Iranian Government to Take Radio Farda Journalist to Court
(Prague, Czech Republic–June 11, 2007) Iranian government officials have informed lawyers for Radio Farda correspondent Parnaz Azima that they will not return her passport and that her case will have to be decided in court.
Her lawyer, Mohammad-Hossein Aqasi, told RFE/RL by phone from Tehran Sunday that the Iranian Information Ministry declined the latest request to return her passport, confiscated five months ago and will refer the matter to the Judiciary. Aqasi said it could take months for the first court session to convene.
Azima, prevented by Iranian authorities from leaving Iran since January, last week described her status to RFE/RL in a June 6 interview “as a prisoner who is in a larger prison and the length of the prison term has not been determined.”
A citizen of both the U.S. and Iran, Azima had her Iranian passport confiscated on arrival in Tehran in January to visit her ailing mother. She has been charged with spreading anti-state propaganda by working for “counterrevolutionary” Radio Farda. Azima was not jailed after paying what she described as “a very heavy and unprecedented bail of about 500 million tooman (approximately US$550,000).” Azima rejects the charges, asserting she was simply doing her job as a journalist and expressed optimism the Iranian authorities would complete their investigation and return her passport.

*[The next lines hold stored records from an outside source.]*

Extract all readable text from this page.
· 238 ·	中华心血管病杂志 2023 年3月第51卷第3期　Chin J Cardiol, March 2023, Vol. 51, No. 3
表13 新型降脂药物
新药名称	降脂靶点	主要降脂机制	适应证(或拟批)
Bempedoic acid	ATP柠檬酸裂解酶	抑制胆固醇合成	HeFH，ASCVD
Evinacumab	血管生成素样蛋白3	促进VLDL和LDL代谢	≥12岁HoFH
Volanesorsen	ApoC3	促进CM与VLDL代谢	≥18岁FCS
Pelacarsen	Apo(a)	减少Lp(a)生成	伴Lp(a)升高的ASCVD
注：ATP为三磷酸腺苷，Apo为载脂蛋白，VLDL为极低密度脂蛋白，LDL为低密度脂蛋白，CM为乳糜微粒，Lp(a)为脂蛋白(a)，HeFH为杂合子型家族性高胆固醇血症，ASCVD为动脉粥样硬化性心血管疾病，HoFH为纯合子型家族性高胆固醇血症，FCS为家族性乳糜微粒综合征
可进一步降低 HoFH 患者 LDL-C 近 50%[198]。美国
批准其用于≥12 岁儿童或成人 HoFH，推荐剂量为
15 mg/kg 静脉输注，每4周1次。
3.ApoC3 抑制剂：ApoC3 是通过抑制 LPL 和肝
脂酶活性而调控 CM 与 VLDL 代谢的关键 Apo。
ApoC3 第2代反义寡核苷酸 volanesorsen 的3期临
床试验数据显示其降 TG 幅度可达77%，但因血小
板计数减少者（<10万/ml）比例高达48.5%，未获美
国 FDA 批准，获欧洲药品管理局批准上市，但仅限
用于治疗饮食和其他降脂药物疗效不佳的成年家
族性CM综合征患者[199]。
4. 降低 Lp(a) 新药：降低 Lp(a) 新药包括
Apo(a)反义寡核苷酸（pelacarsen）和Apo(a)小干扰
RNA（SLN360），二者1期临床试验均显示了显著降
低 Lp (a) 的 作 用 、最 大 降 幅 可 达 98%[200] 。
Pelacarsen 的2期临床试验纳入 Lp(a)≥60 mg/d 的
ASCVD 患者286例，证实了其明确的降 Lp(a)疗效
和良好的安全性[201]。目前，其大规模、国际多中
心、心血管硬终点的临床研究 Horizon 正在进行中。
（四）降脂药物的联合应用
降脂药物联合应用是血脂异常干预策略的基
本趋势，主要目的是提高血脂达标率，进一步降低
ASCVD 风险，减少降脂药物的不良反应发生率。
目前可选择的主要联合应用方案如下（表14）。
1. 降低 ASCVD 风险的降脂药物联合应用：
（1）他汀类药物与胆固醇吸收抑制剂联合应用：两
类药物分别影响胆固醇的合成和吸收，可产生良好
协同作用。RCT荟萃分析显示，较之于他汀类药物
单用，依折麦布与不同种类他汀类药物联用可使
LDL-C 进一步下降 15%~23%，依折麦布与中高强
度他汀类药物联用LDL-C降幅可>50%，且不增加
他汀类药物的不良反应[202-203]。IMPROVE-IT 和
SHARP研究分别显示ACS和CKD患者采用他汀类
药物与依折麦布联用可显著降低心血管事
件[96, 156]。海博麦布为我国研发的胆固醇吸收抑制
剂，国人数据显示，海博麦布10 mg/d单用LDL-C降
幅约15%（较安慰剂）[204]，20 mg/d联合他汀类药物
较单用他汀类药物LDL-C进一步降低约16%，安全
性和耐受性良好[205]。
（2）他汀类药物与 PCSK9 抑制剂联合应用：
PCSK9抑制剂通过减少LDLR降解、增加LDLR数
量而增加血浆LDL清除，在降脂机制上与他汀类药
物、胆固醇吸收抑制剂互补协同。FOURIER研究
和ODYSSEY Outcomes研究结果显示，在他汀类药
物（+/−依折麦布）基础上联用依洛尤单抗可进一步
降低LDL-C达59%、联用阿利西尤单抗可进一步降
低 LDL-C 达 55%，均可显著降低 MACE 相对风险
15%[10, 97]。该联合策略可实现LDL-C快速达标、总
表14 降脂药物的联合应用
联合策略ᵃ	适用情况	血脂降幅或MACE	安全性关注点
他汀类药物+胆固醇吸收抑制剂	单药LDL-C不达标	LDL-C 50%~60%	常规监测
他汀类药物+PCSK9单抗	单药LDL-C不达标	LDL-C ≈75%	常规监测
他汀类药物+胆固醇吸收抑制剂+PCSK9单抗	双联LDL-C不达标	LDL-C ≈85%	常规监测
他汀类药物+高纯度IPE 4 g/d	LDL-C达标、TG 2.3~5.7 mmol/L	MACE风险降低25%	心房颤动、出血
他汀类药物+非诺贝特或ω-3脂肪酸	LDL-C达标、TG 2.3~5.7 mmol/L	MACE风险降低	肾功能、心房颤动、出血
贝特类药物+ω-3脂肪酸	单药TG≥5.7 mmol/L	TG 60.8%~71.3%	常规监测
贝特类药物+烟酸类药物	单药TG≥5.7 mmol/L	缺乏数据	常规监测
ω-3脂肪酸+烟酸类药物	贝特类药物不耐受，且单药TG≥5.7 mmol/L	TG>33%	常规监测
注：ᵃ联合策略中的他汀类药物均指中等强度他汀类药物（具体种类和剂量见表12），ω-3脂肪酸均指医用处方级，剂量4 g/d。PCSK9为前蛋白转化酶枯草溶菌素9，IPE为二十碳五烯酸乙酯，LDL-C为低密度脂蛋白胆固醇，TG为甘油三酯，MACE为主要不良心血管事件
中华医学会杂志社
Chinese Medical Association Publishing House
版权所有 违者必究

The full text of RFE/RL’s interview with Radio Farda correspondent Parnaz Azima may be read on the RFE/RL website. To learn more about the Azima case, visit the “Soft Hostages in Iran” page on RFE/RL’s website.
Azima is a broadcaster with Radio Farda, the joint RFE/RL-Voice of America 24-hour, seven-day-a-week Persian-language broadcast service to Iran. She joined RFE/RL in 1998 and is based at RFE/RL’s broadcast headquarters in Prague, Czech Republic.